A whistleblower said he was in the room when Coca-Cola paid the National Association for the Advancement of Colored People millions of dollars to accuse parents of racism if they did not agree with soda being included in food stamp funding, among other claims.
Calley Means, author and co-founder of True Medicine, revealed on “Tucker Carlson Tonight” and a Twitter thread that he formerly consulted for the soda giant Coca-Cola, during which he witnessed the company “give millions to the NAACP and the Hispanic Federation — both directly and through front groups.”
“Being inside of the room there are three parts of the playbook to rig the system,” Means told Tucker Carlson.
“It’s transactional, they say the quiet part out loud; Coke will give — in this case the NAACP — millions of dollars for the NAACP to call opponents — in this case parents who are concerned about their kids ingesting 100 times more sugar than they did 100 years ago — to call them racist and shut down debate,” Means explained.
Calling the practice “evil,” Means said it was his job to battle sugar taxes and defend the product’s inclusion in food stamps.
“Early in my career, I consulted for Coke to ensure sugar taxes failed and soda was included in food stamp funding,” Means stated.
Means also supplied a screenshot from a 2013 report that alleges Coke gave millions to other companies in exchange for influence.
The report states that “the national NAACP [received] at least $2.1 million from the soda giant since 1986,” including $100,000 that same year. It also says that Coca-Cola gave the American Academy of Family Physicians a $600,000 grant in 2009 for a new website. The report claims that the AAFP uses industry-friendly language and a soft approach on discouraging sugary drinks.

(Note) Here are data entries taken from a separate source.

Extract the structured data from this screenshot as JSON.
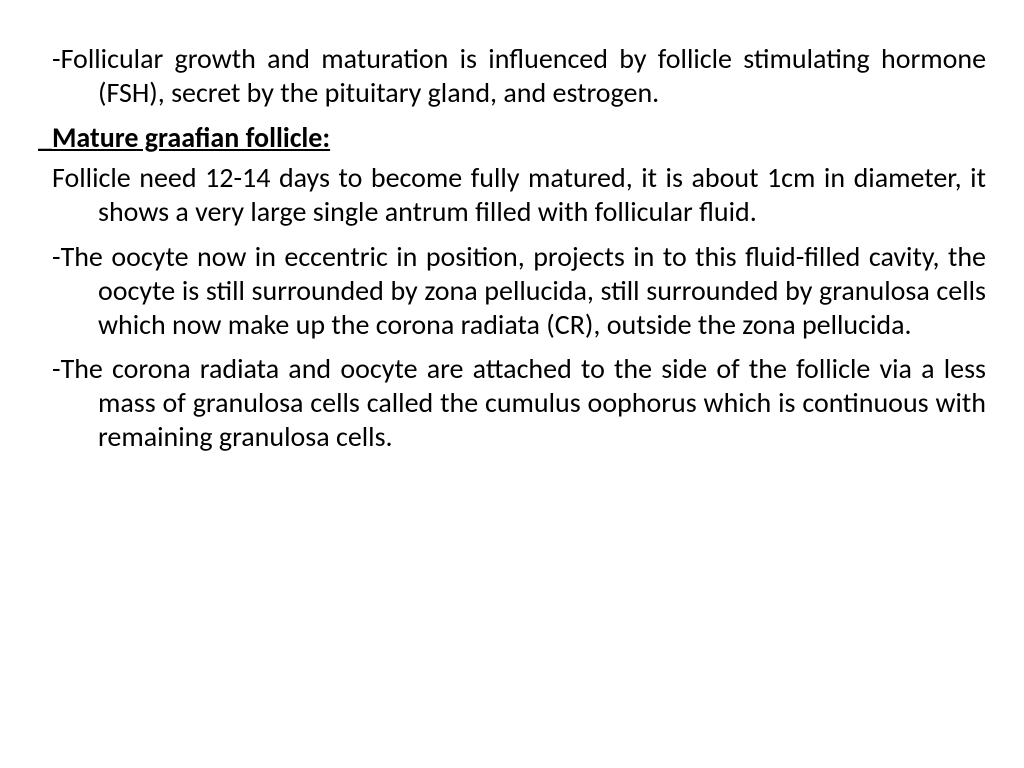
{
  "text_color": "#000000",
  "background_color": "#ffffff",
  "font_family": "Calibri, Arial, sans-serif",
  "body_fontsize": 28,
  "heading_fontsize": 28,
  "p1": "-Follicular growth and maturation is influenced by follicle stimulating hormone (FSH), secret by the pituitary gland, and estrogen.",
  "heading": "_Mature graafian follicle:",
  "p2": "Follicle need 12-14 days to become fully matured, it is about 1cm in diameter, it shows a very large single antrum filled with follicular fluid.",
  "p3": "-The oocyte now in eccentric in position, projects in to this fluid-filled cavity, the oocyte is still surrounded by zona pellucida, still surrounded by granulosa cells which now make up the corona radiata (CR), outside the zona pellucida.",
  "p4": "-The corona radiata and oocyte are attached to the side of the follicle via a less mass of granulosa cells called the cumulus oophorus which is continuous with remaining granulosa cells."
}
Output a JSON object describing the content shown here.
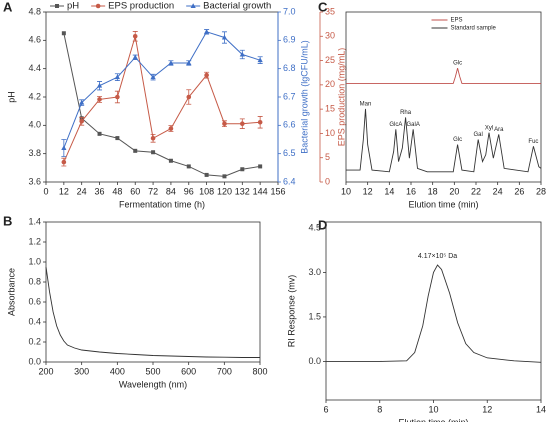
{
  "chart_data": [
    {
      "type": "line",
      "panel": "A",
      "legend": "above",
      "xlabel": "Fermentation time (h)",
      "ylabel": "pH",
      "y2label": "Bacterial growth (lgCFU/mL)",
      "y3label": "EPS production (mg/mL)",
      "x": [
        12,
        24,
        36,
        48,
        60,
        72,
        84,
        96,
        108,
        120,
        132,
        144
      ],
      "xlim": [
        0,
        156
      ],
      "xticks": [
        0,
        12,
        24,
        36,
        48,
        60,
        72,
        84,
        96,
        108,
        120,
        132,
        144,
        156
      ],
      "ylim": [
        3.6,
        4.8
      ],
      "yticks": [
        3.6,
        3.8,
        {
          "value": 4.0,
          "label": "4.0"
        },
        4.2,
        4.4,
        4.6,
        4.8
      ],
      "y2lim": [
        6.4,
        7.0
      ],
      "y2ticks": [
        6.4,
        6.5,
        6.6,
        6.7,
        6.8,
        6.9,
        {
          "value": 7.0,
          "label": "7.0"
        }
      ],
      "y3lim": [
        0,
        35
      ],
      "y3ticks": [
        0,
        5,
        10,
        15,
        20,
        25,
        30,
        35
      ],
      "series": [
        {
          "name": "pH",
          "color": "#555555",
          "marker": "square",
          "axis": "y",
          "values": [
            4.65,
            4.05,
            3.94,
            3.91,
            3.82,
            3.81,
            3.75,
            3.71,
            3.65,
            3.64,
            3.69,
            3.71
          ]
        },
        {
          "name": "EPS production",
          "color": "#c65a47",
          "marker": "circle",
          "axis": "y3",
          "values": [
            4.1,
            12.5,
            17,
            17.5,
            30,
            9,
            11,
            17.5,
            22,
            12,
            12,
            12.3
          ],
          "errors": [
            0.8,
            0.8,
            0.6,
            1.2,
            1.0,
            0.8,
            0.6,
            1.5,
            0.6,
            0.6,
            1.0,
            1.2
          ]
        },
        {
          "name": "Bacterial growth",
          "color": "#3f6fc6",
          "marker": "triangle",
          "axis": "y2",
          "values": [
            6.52,
            6.68,
            6.74,
            6.77,
            6.84,
            6.77,
            6.82,
            6.82,
            6.93,
            6.91,
            6.85,
            6.83
          ],
          "errors": [
            0.03,
            0.01,
            0.015,
            0.012,
            0.008,
            0.01,
            0.008,
            0.008,
            0.008,
            0.02,
            0.015,
            0.012
          ]
        }
      ]
    },
    {
      "type": "line",
      "panel": "B",
      "xlabel": "Wavelength (nm)",
      "ylabel": "Absorbance",
      "xlim": [
        200,
        800
      ],
      "xticks": [
        200,
        300,
        400,
        500,
        600,
        700,
        800
      ],
      "ylim": [
        0,
        1.4
      ],
      "yticks": [
        {
          "value": 0,
          "label": "0.0"
        },
        0.2,
        0.4,
        0.6,
        0.8,
        {
          "value": 1,
          "label": "1.0"
        },
        1.2,
        1.4
      ],
      "x": [
        200,
        210,
        220,
        230,
        240,
        250,
        260,
        280,
        300,
        350,
        400,
        450,
        500,
        550,
        600,
        650,
        700,
        750,
        800
      ],
      "series": [
        {
          "color": "#333333",
          "values": [
            0.95,
            0.7,
            0.5,
            0.36,
            0.27,
            0.21,
            0.17,
            0.14,
            0.12,
            0.1,
            0.085,
            0.075,
            0.065,
            0.06,
            0.055,
            0.05,
            0.048,
            0.045,
            0.045
          ]
        }
      ]
    },
    {
      "type": "line",
      "panel": "C",
      "legend": "upper center",
      "xlabel": "Elution time (min)",
      "xlim": [
        10,
        28
      ],
      "xticks": [
        10,
        12,
        14,
        16,
        18,
        20,
        22,
        24,
        26,
        28
      ],
      "ylim": [
        0,
        100
      ],
      "series": [
        {
          "name": "EPS",
          "color": "#c0504d",
          "x": [
            10,
            19.9,
            20.1,
            20.3,
            20.5,
            20.7,
            28
          ],
          "values": [
            58,
            58,
            62,
            67,
            62,
            58,
            58
          ],
          "peaks": [
            {
              "label": "Glc",
              "x": 20.3
            }
          ]
        },
        {
          "name": "Standard sample",
          "color": "#333333",
          "x": [
            10,
            11.3,
            11.6,
            11.8,
            12.0,
            12.4,
            14.0,
            14.4,
            14.6,
            14.85,
            15.2,
            15.5,
            15.85,
            16.2,
            16.6,
            17.5,
            19.9,
            20.3,
            20.7,
            21.8,
            22.2,
            22.6,
            22.9,
            23.2,
            23.6,
            24.1,
            24.6,
            26.8,
            27.3,
            27.8,
            28
          ],
          "values": [
            7,
            7,
            25,
            43,
            22,
            7,
            6,
            18,
            31,
            12,
            20,
            38,
            14,
            31,
            8,
            6,
            6,
            22,
            7,
            6,
            25,
            12,
            16,
            29,
            14,
            28,
            8,
            6,
            21,
            9,
            8
          ],
          "peaks": [
            {
              "label": "Man",
              "x": 11.8
            },
            {
              "label": "GlcA",
              "x": 14.6
            },
            {
              "label": "Rha",
              "x": 15.5
            },
            {
              "label": "GalA",
              "x": 16.2
            },
            {
              "label": "Glc",
              "x": 20.3
            },
            {
              "label": "Gal",
              "x": 22.2
            },
            {
              "label": "Xyl",
              "x": 23.2
            },
            {
              "label": "Ara",
              "x": 24.1
            },
            {
              "label": "Fuc",
              "x": 27.3
            }
          ]
        }
      ]
    },
    {
      "type": "line",
      "panel": "D",
      "xlabel": "Elution time (min)",
      "ylabel": "RI Response (mv)",
      "xlim": [
        6,
        14
      ],
      "xticks": [
        6,
        8,
        10,
        12,
        14
      ],
      "ylim": [
        -1.3,
        4.7
      ],
      "yticks": [
        {
          "value": 0,
          "label": "0.0"
        },
        1.5,
        {
          "value": 3,
          "label": "3.0"
        },
        4.5
      ],
      "x": [
        6,
        8,
        9,
        9.3,
        9.6,
        9.8,
        10,
        10.15,
        10.3,
        10.6,
        10.9,
        11.2,
        11.5,
        12,
        13,
        14
      ],
      "series": [
        {
          "color": "#333333",
          "values": [
            0,
            0,
            0.02,
            0.3,
            1.2,
            2.2,
            3.0,
            3.25,
            3.1,
            2.3,
            1.3,
            0.6,
            0.3,
            0.12,
            0.02,
            -0.03
          ]
        }
      ],
      "annotations": [
        {
          "text": "4.17×10⁵ Da",
          "x": 10.15,
          "y": 3.55
        }
      ]
    }
  ]
}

In addition, the report says that the American Academy of Pediatric Dentistry hedged its position on the extent to which soda causes cavities after receiving a $1 million grant from from Coca-Cola.
— Calley Means (@Calley Means)
Means explained to Carlson that paying for slanted studies is “as easy and transactional as going into McDonald’s and buying a Big Mac.”
Listing the third way companies like Coca-Cola “rig the system,” Means mentioned that “Coke and processed-food companies spend 11 times more on nutrition research than the NIH,” adding that the companies are “expecting something in return.”
Means also operates a blog where he typically writes about corporate influence in medicine as well as pharmaceuticals.